Enter a target compute load and an orbit, and it sizes the GPU fleet, the solar array, the radiators, the shielding, the launch mass, and the true cost per GPU-hour — the figures that decide whether an orbital data center makes sense.
The planner converts your IT load into a GPU count, then sizes the solar array to sustain that load given the orbit's sunlight fraction. Almost all compute power becomes heat, so it sizes radiators to reject that heat at roughly 300 K — the thermal wall that dominates orbital compute far more than power does on the ground.
It adds radiation-shielding mass as an overhead on the compute hardware, sums compute, shielding, array, and radiator mass into a launch manifest, and derives capex from launch plus hardware. Latency is set by orbit — a few milliseconds from low orbit up to about 119 ms one-way from geostationary — which decides what workloads are even viable. The result is a clear picture of the cost per GPU-hour and the mass you must lift.
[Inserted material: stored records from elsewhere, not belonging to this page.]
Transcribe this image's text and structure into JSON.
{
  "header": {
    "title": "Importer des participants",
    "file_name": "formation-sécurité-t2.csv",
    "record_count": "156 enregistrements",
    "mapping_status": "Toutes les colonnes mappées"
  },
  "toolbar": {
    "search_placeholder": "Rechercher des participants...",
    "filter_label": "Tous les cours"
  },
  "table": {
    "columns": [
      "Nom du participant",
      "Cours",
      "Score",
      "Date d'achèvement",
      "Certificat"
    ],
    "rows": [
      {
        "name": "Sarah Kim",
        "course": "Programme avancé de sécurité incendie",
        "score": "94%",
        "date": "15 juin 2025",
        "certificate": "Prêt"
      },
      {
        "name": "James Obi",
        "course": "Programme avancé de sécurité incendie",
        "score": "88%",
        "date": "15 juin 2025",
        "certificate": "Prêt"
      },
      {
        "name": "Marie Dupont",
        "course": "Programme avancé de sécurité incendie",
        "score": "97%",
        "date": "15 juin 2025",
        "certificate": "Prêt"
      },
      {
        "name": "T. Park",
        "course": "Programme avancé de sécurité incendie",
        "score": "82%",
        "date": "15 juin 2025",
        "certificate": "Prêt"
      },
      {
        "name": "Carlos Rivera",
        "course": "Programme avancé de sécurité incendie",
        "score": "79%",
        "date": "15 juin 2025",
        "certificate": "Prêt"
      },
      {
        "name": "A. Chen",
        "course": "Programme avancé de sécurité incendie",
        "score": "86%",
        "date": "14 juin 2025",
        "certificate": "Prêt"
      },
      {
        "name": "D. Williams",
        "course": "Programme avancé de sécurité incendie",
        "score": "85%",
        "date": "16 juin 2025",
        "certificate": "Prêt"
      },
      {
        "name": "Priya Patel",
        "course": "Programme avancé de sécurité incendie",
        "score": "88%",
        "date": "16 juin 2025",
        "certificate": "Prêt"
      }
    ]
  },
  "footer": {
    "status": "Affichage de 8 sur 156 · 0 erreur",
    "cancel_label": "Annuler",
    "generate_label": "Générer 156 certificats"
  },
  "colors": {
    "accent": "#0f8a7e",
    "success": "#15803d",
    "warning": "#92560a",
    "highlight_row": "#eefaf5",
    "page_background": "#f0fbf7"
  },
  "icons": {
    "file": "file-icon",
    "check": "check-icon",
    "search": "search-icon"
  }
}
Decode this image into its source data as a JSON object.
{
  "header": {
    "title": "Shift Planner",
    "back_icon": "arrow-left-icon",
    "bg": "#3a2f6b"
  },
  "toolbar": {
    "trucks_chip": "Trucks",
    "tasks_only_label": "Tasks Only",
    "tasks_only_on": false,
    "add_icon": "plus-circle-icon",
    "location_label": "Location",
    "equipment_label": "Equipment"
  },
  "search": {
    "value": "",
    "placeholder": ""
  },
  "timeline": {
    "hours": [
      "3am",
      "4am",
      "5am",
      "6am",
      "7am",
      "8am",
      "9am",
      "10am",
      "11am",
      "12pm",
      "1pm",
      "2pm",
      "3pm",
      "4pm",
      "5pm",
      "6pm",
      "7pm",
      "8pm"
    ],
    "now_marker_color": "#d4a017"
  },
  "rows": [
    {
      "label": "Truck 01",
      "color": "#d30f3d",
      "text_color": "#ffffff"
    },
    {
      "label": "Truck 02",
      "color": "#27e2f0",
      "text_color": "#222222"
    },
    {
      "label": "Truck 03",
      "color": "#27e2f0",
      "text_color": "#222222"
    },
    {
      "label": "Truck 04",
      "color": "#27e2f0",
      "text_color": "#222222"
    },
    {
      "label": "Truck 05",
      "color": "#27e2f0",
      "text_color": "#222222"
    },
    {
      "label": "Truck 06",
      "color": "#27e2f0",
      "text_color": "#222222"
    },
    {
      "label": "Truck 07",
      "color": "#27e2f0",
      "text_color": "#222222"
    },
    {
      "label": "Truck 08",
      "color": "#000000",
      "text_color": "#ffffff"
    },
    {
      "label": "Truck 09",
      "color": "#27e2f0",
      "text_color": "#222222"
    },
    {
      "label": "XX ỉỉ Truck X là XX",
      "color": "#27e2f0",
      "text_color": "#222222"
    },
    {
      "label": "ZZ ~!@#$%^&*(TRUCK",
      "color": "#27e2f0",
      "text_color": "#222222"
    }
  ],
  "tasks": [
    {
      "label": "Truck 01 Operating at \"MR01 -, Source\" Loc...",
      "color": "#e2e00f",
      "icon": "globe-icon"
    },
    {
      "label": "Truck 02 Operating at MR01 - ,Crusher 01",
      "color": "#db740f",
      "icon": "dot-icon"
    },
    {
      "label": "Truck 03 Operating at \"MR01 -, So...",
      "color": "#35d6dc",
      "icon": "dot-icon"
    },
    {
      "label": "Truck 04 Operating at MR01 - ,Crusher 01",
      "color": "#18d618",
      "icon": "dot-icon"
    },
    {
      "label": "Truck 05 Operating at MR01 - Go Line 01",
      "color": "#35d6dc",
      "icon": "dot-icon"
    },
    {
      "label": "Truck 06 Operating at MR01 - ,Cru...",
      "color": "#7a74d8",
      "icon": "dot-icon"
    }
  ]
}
A 100 MW orbital data center in geostationary orbit supports a large GPU fleet on near-continuous solar, but needs radiators covering a fraction of a square kilometre and hundreds of tonnes to orbit — so its cost per GPU-hour is driven almost entirely by launch. Switch to low orbit and latency drops to a few milliseconds but sunlight falls and radiation rises, illustrating the core orbital trade.
Near-continuous sunlight and no land, water, or grid constraints — at the cost of heat rejection, radiation, and latency, all of which this tool sizes.
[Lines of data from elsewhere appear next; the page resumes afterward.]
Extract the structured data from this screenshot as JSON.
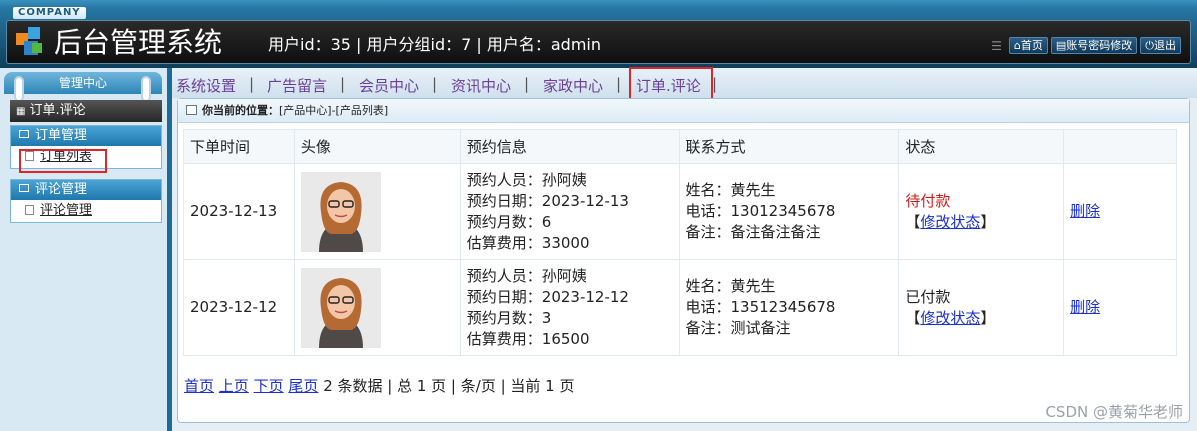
{
  "header": {
    "company": "COMPANY",
    "title": "后台管理系统",
    "user_info": "用户id：35 | 用户分组id：7 | 用户名：admin",
    "buttons": [
      "首页",
      "账号密码修改",
      "退出"
    ]
  },
  "sidebar": {
    "top_label": "管理中心",
    "active_section": "订单.评论",
    "groups": [
      {
        "title": "订单管理",
        "items": [
          "订单列表"
        ]
      },
      {
        "title": "评论管理",
        "items": [
          "评论管理"
        ]
      }
    ]
  },
  "topnav": {
    "items": [
      "系统设置",
      "广告留言",
      "会员中心",
      "资讯中心",
      "家政中心",
      "订单.评论"
    ]
  },
  "breadcrumb": {
    "label": "你当前的位置：",
    "path": "[产品中心]-[产品列表]"
  },
  "table": {
    "headers": [
      "下单时间",
      "头像",
      "预约信息",
      "联系方式",
      "状态",
      ""
    ],
    "rows": [
      {
        "date": "2023-12-13",
        "booking": [
          "预约人员：孙阿姨",
          "预约日期：2023-12-13",
          "预约月数：6",
          "估算费用：33000"
        ],
        "contact": [
          "姓名：黄先生",
          "电话：13012345678",
          "备注：备注备注备注"
        ],
        "status": "待付款",
        "status_color": "#d51a1a",
        "modify": "修改状态",
        "delete": "删除"
      },
      {
        "date": "2023-12-12",
        "booking": [
          "预约人员：孙阿姨",
          "预约日期：2023-12-12",
          "预约月数：3",
          "估算费用：16500"
        ],
        "contact": [
          "姓名：黄先生",
          "电话：13512345678",
          "备注：测试备注"
        ],
        "status": "已付款",
        "status_color": "#222222",
        "modify": "修改状态",
        "delete": "删除"
      }
    ]
  },
  "pager": {
    "first": "首页",
    "prev": "上页",
    "next": "下页",
    "last": "尾页",
    "summary": "2 条数据 | 总 1 页 | 条/页 | 当前 1 页"
  },
  "watermark": "CSDN @黄菊华老师"
}
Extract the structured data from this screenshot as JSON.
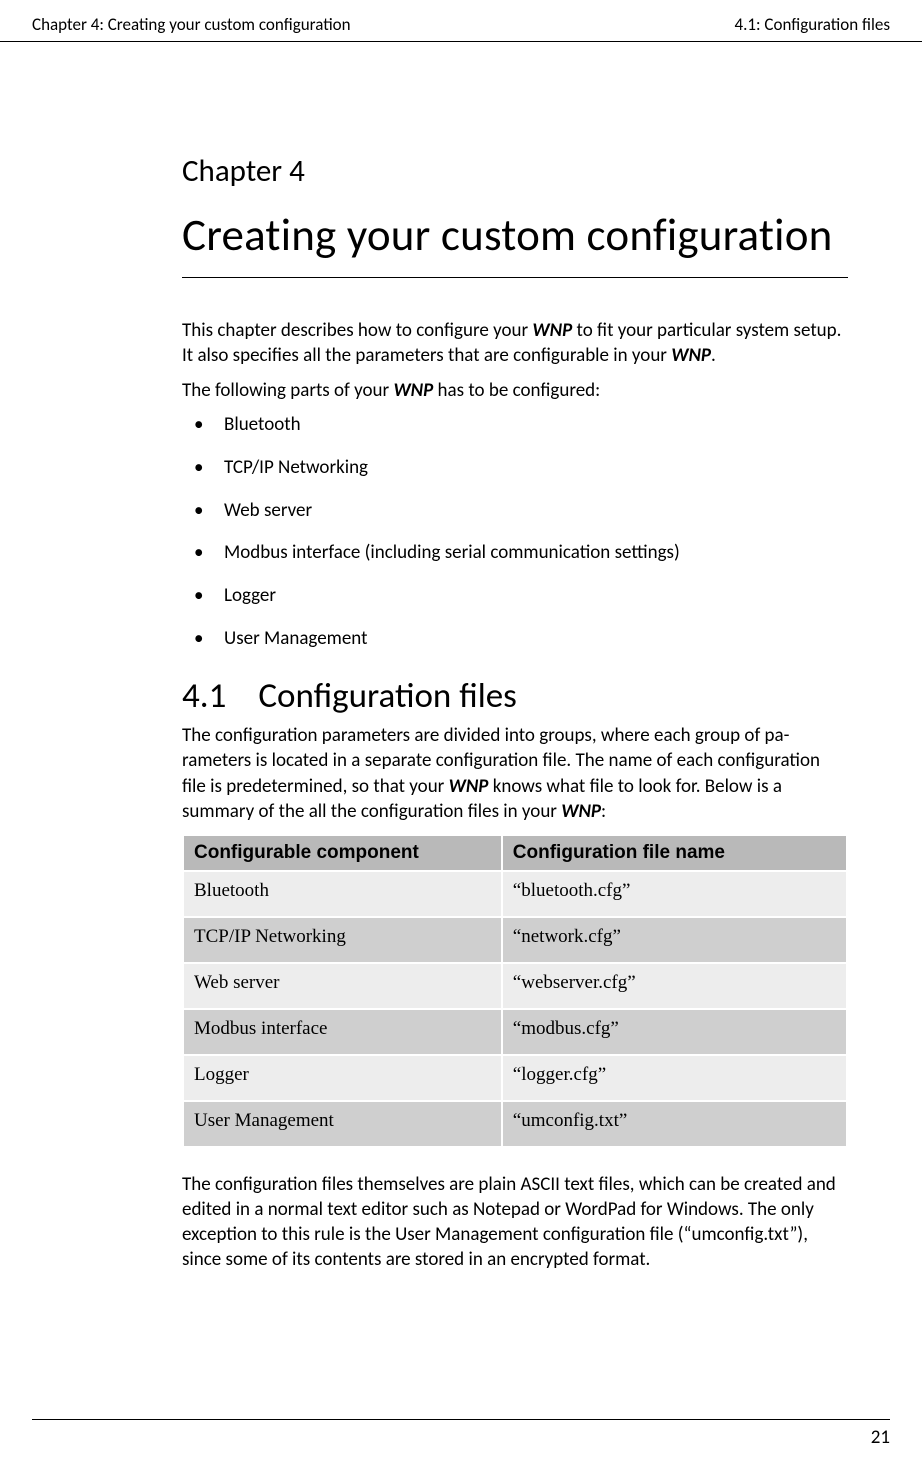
{
  "header": {
    "left": "Chapter 4: Creating your custom configuration",
    "right": "4.1: Configuration files"
  },
  "chapter": {
    "label": "Chapter 4",
    "title": "Creating your custom configuration"
  },
  "intro": {
    "para1_a": "This chapter describes how to configure your ",
    "para1_b": " to fit your particular system setup. It also specifies all the parameters that are configurable in your ",
    "para1_c": ".",
    "para2_a": "The following parts of your ",
    "para2_b": " has to be configured:",
    "wnp": "WNP"
  },
  "bullets": [
    "Bluetooth",
    "TCP/IP Networking",
    "Web server",
    "Modbus interface (including serial communication settings)",
    "Logger",
    "User Management"
  ],
  "section": {
    "number": "4.1",
    "title": "Configuration files",
    "para_a": "The configuration parameters are divided into groups, where each group of pa­rameters is located in a separate configuration file. The name of each configura­tion file is predetermined, so that your ",
    "para_b": " knows what file to look for. Below is a summary of the all the configuration files in your ",
    "para_c": ":"
  },
  "table": {
    "headers": [
      "Configurable component",
      "Configuration file name"
    ],
    "rows": [
      {
        "component": "Bluetooth",
        "file": "“bluetooth.cfg”"
      },
      {
        "component": "TCP/IP Networking",
        "file": "“network.cfg”"
      },
      {
        "component": "Web server",
        "file": "“webserver.cfg”"
      },
      {
        "component": "Modbus interface",
        "file": "“modbus.cfg”"
      },
      {
        "component": "Logger",
        "file": "“logger.cfg”"
      },
      {
        "component": "User Management",
        "file": "“umconfig.txt”"
      }
    ]
  },
  "closing": "The configuration files themselves are plain ASCII text files, which can be created and edited in a normal text editor such as Notepad or WordPad for Windows. The only exception to this rule is the User Management configuration file (“umcon­fig.txt”), since some of its contents are stored in an encrypted format.",
  "footer": {
    "page": "21"
  }
}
Thermal rejection. Every watt of compute becomes heat that only radiators can remove in vacuum, and radiator area grows quickly with load.
Low orbit is a few milliseconds to the ground; geostationary is about 119 ms one-way, which rules out latency-sensitive workloads.
Electronics need shielding that adds mass; the tool lets you set that overhead and see its cost impact.
No — it's a transparent first-order model with adjustable public assumptions, for planning and education.
Yes — free, browser-based, and available in 25 languages.